Enseignement agricole : la loi d'orientation vue par le CNEAP (privé), le SNETAP-FSU et le SEA-UNSA
Paru dans Scolaire, Orientation le mercredi 26 février 2025.
La loi d'orientation "pour la souveraineté en matière agricole et le renouvellement des générations en agriculture" a été adoptée juste avant l'ouverture du SIA, le salon international de l'agriculture. Toutes les organisations se félicitent d'une de ses dispositions, la reconnaissance de la vocation pédagogique des exploitations et des ateliers des établissements agricoles publics et privés, donc la possibilité pour ces structures économiquement fragiles de toucher des subventions des régions, comme le souligne le SNETAP (le syndicat FSU de l'enseignement agricole public). Le SEA, le syndicat UNSA de l'enseignement agricole est toutefois sceptique. Les collectivités vont-elles intégrer ces subventions dans leurs plans prévisionnels d’investissement "alors que certaines commencent à faire payer des redevances pour l’utilisation des locaux des CFA et des CFPPA" (les centres de formation professionnelle et de promotion agricoles). Autre point positif, que souligne le CNEAP (Conseil national de l'enseignement agricole privé) interrogé par ToutEduc, ces exploitations et ateliers, qui sont "à peu près tous dans des situations économiques difficiles", sont désormais éligibles aux aides de la PAC.

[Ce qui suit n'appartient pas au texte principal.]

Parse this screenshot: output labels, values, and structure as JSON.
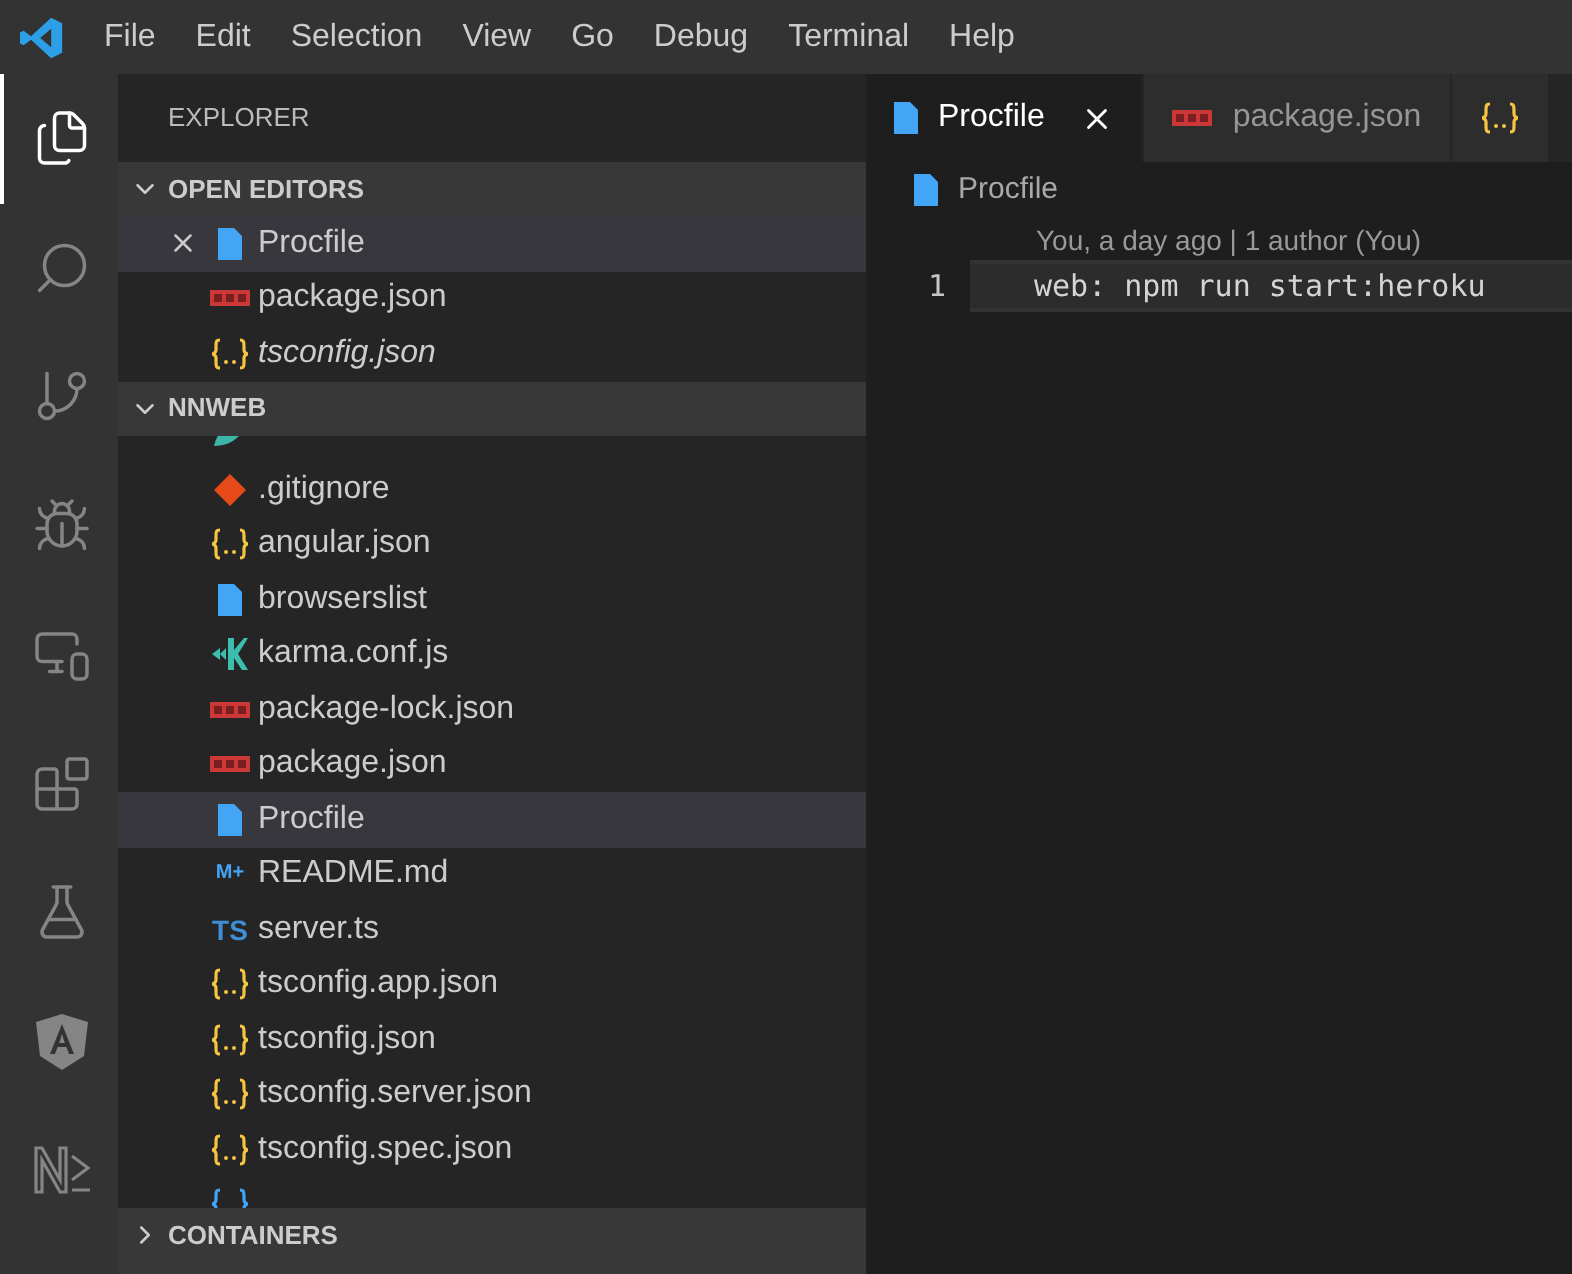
{
  "menu_bar": {
    "items": [
      "File",
      "Edit",
      "Selection",
      "View",
      "Go",
      "Debug",
      "Terminal",
      "Help"
    ]
  },
  "activity_bar": [
    {
      "kind": "files",
      "selected": true
    },
    {
      "kind": "search",
      "selected": false
    },
    {
      "kind": "source-control",
      "selected": false
    },
    {
      "kind": "debug",
      "selected": false
    },
    {
      "kind": "remote",
      "selected": false
    },
    {
      "kind": "extensions",
      "selected": false
    },
    {
      "kind": "testing",
      "selected": false
    },
    {
      "kind": "angular",
      "selected": false
    },
    {
      "kind": "nx",
      "selected": false
    }
  ],
  "sidebar": {
    "title": "EXPLORER",
    "open_editors": {
      "title": "OPEN EDITORS",
      "expanded": true,
      "items": [
        {
          "name": "Procfile",
          "kind": "file",
          "selected": true,
          "preview": false
        },
        {
          "name": "package.json",
          "kind": "npm",
          "selected": false,
          "preview": false
        },
        {
          "name": "tsconfig.json",
          "kind": "json",
          "selected": false,
          "preview": true
        }
      ]
    },
    "project": {
      "title": "NNWEB",
      "expanded": true,
      "items": [
        {
          "kind": "editorconfig",
          "selected": false
        },
        {
          "name": ".gitignore",
          "kind": "git",
          "selected": false
        },
        {
          "name": "angular.json",
          "kind": "json",
          "selected": false
        },
        {
          "name": "browserslist",
          "kind": "file",
          "selected": false
        },
        {
          "name": "karma.conf.js",
          "kind": "karma",
          "selected": false
        },
        {
          "name": "package-lock.json",
          "kind": "npm",
          "selected": false
        },
        {
          "name": "package.json",
          "kind": "npm",
          "selected": false
        },
        {
          "name": "Procfile",
          "kind": "file",
          "selected": true
        },
        {
          "name": "README.md",
          "kind": "markdown",
          "icon_label": "M+",
          "selected": false
        },
        {
          "name": "server.ts",
          "kind": "ts",
          "icon_label": "TS",
          "selected": false
        },
        {
          "name": "tsconfig.app.json",
          "kind": "json",
          "selected": false
        },
        {
          "name": "tsconfig.json",
          "kind": "json",
          "selected": false
        },
        {
          "name": "tsconfig.server.json",
          "kind": "json",
          "selected": false
        },
        {
          "name": "tsconfig.spec.json",
          "kind": "json",
          "selected": false
        },
        {
          "kind": "tslint",
          "selected": false
        }
      ]
    },
    "containers": {
      "title": "CONTAINERS",
      "expanded": false
    }
  },
  "tabs": [
    {
      "label": "Procfile",
      "kind": "file",
      "selected": true
    },
    {
      "label": "package.json",
      "kind": "npm",
      "selected": false
    },
    {
      "kind": "json",
      "selected": false
    }
  ],
  "breadcrumb": {
    "label": "Procfile",
    "kind": "file"
  },
  "editor": {
    "codelens": "You, a day ago | 1 author (You)",
    "lines": [
      {
        "number": "1",
        "text": "web: npm run start:heroku",
        "current": true
      }
    ]
  }
}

Le SNETAP estime que le développement d' "espaces test" au sein des établissements "permettront de relever le double défi du renouvellement des générations en agriculture et d’accélérer la nécessaire transition écologique des pratiques agricoles". Mais pour ce qui est de "transformer l’agriculture dans un contexte de changement climatique", le SEA-UNSA ne cache pas son inquiétude. "Quel va être dans ces conditions l’avenir du plan EPA2 (enseigner à produire autrement, par les transitions et l’agroécologie) alors que tous les acteurs s’accordent à dire que des signaux politiques contraires désorientent et découragent les équipes ?" Quant à la 6ème mission, “mettre en œuvre toute action visant à répondre durablement aux besoins en emplois nécessaires pour assurer la souveraineté alimentaire et assurer le développement des connaissances et compétences en matière d’adaptation climatique et environnementale", le SNETAP-FSU en dénonce le "manque d'ambition", il aurait voulu "une mission spécifique liée à l’installation pour permettre l’accès à un parcours à l’installation ambitieux et ouvert à tous les publics".

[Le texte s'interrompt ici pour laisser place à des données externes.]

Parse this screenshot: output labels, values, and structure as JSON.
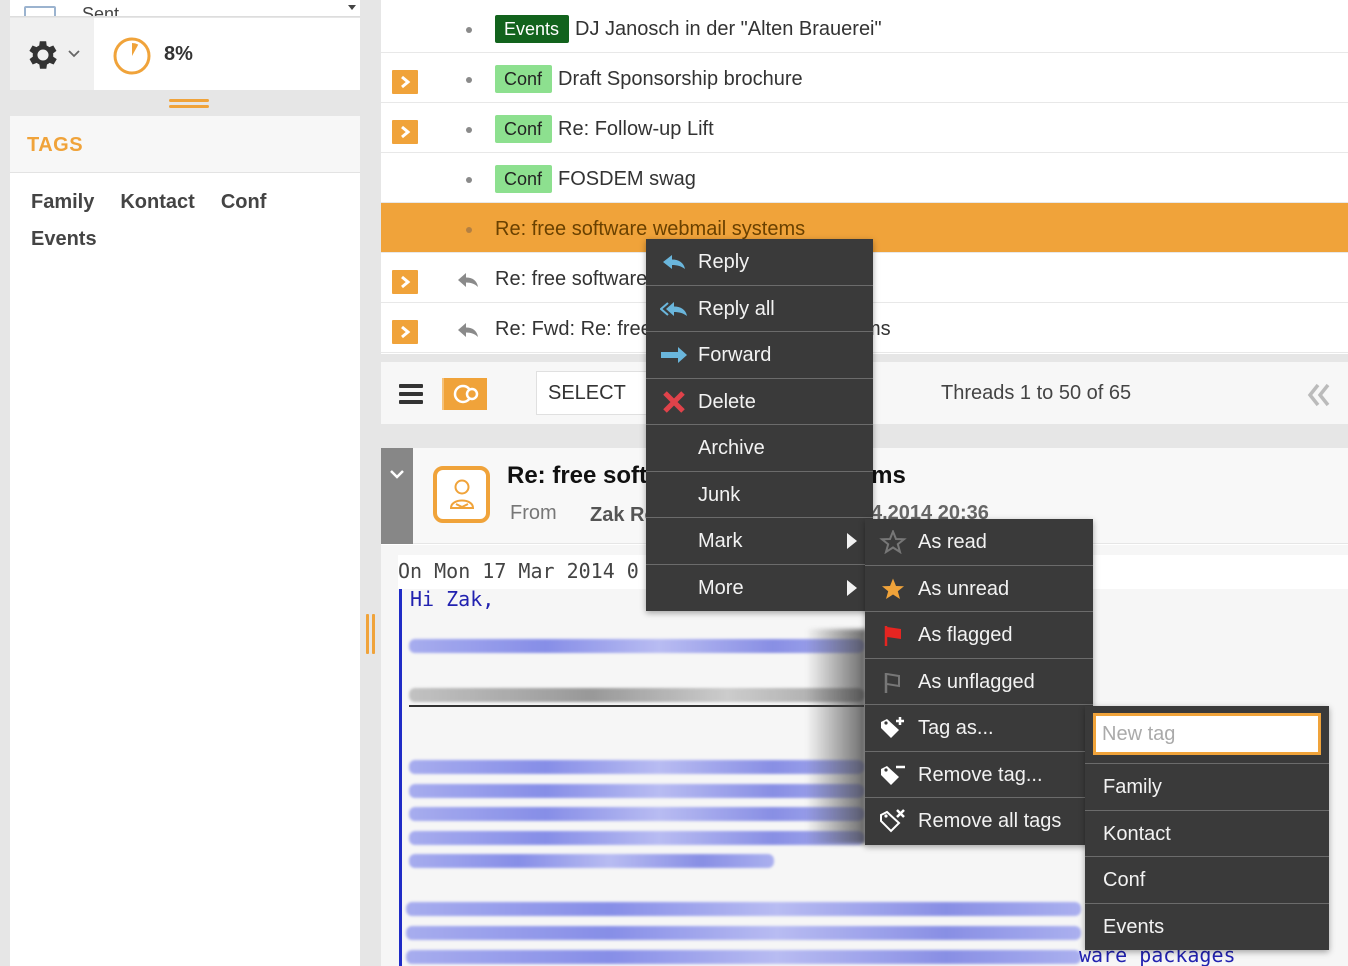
{
  "sidebar": {
    "folder_name": "Sent",
    "quota": {
      "percent_label": "8%",
      "used_fraction": 0.08
    },
    "tags_header": "TAGS",
    "tags": [
      "Family",
      "Kontact",
      "Conf",
      "Events"
    ]
  },
  "messages": [
    {
      "tag": "Events",
      "tag_style": "events",
      "subject": "DJ Janosch in der \"Alten Brauerei\"",
      "expandable": false,
      "replied": false,
      "selected": false
    },
    {
      "tag": "Conf",
      "tag_style": "conf",
      "subject": "Draft Sponsorship brochure",
      "expandable": true,
      "replied": false,
      "selected": false
    },
    {
      "tag": "Conf",
      "tag_style": "conf",
      "subject": "Re: Follow-up Lift",
      "expandable": true,
      "replied": false,
      "selected": false
    },
    {
      "tag": "Conf",
      "tag_style": "conf",
      "subject": "FOSDEM swag",
      "expandable": false,
      "replied": false,
      "selected": false
    },
    {
      "tag": "",
      "tag_style": "",
      "subject": "Re: free software webmail systems",
      "expandable": false,
      "replied": false,
      "selected": true
    },
    {
      "tag": "",
      "tag_style": "",
      "subject": "Re: free software webmail systems",
      "expandable": true,
      "replied": true,
      "selected": false
    },
    {
      "tag": "",
      "tag_style": "",
      "subject": "Re: Fwd: Re: free software webmail systems",
      "expandable": true,
      "replied": true,
      "selected": false
    }
  ],
  "toolbar": {
    "select_label": "SELECT",
    "count_text": "Threads 1 to 50 of 65"
  },
  "preview": {
    "subject": "Re: free software webmail systems",
    "from_label": "From",
    "from_name": "Zak Rogoff",
    "date": "4.2014 20:36",
    "intro_line": "On Mon 17 Mar 2014 0",
    "greeting": "Hi Zak,",
    "tail_text": "ware packages"
  },
  "context_menu": {
    "items": [
      {
        "label": "Reply",
        "icon": "reply-icon"
      },
      {
        "label": "Reply all",
        "icon": "reply-all-icon"
      },
      {
        "label": "Forward",
        "icon": "forward-icon"
      },
      {
        "label": "Delete",
        "icon": "delete-icon"
      },
      {
        "label": "Archive",
        "icon": ""
      },
      {
        "label": "Junk",
        "icon": ""
      },
      {
        "label": "Mark",
        "icon": "",
        "submenu": true
      },
      {
        "label": "More",
        "icon": "",
        "submenu": true
      }
    ]
  },
  "mark_menu": {
    "items": [
      {
        "label": "As read",
        "icon": "star-outline-icon"
      },
      {
        "label": "As unread",
        "icon": "star-filled-icon"
      },
      {
        "label": "As flagged",
        "icon": "flag-red-icon"
      },
      {
        "label": "As unflagged",
        "icon": "flag-outline-icon"
      },
      {
        "label": "Tag as...",
        "icon": "tag-add-icon"
      },
      {
        "label": "Remove tag...",
        "icon": "tag-remove-icon"
      },
      {
        "label": "Remove all tags",
        "icon": "tag-remove-all-icon"
      }
    ]
  },
  "tag_menu": {
    "input_placeholder": "New tag",
    "input_value": "",
    "items": [
      "Family",
      "Kontact",
      "Conf",
      "Events"
    ]
  },
  "colors": {
    "accent": "#f0a33a",
    "events_badge": "#12631d",
    "conf_badge": "#8de08f",
    "menu_bg": "#3a3a3a",
    "flag_red": "#e52521",
    "reply_blue": "#6ab6dc"
  }
}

Il dénonce également le manque d'ambition de la loi lorsqu'elle évalue à 30 % l'augmentation du nombre des élèves de l'enseignement agricole quand il faudrait 20 000 installations de jeunes agriculteurs par an pour "assurer le renouvellement des générations d’agriculteur·rices". Par ailleurs, le SNETAP-FSU n’accepte pas la disparition dans l’article L-811-1 du Code rural et de la pêche maritime" qui porte sur le respect des principes de laïcité, de liberté de conscience et d'égal accès de tous au service public".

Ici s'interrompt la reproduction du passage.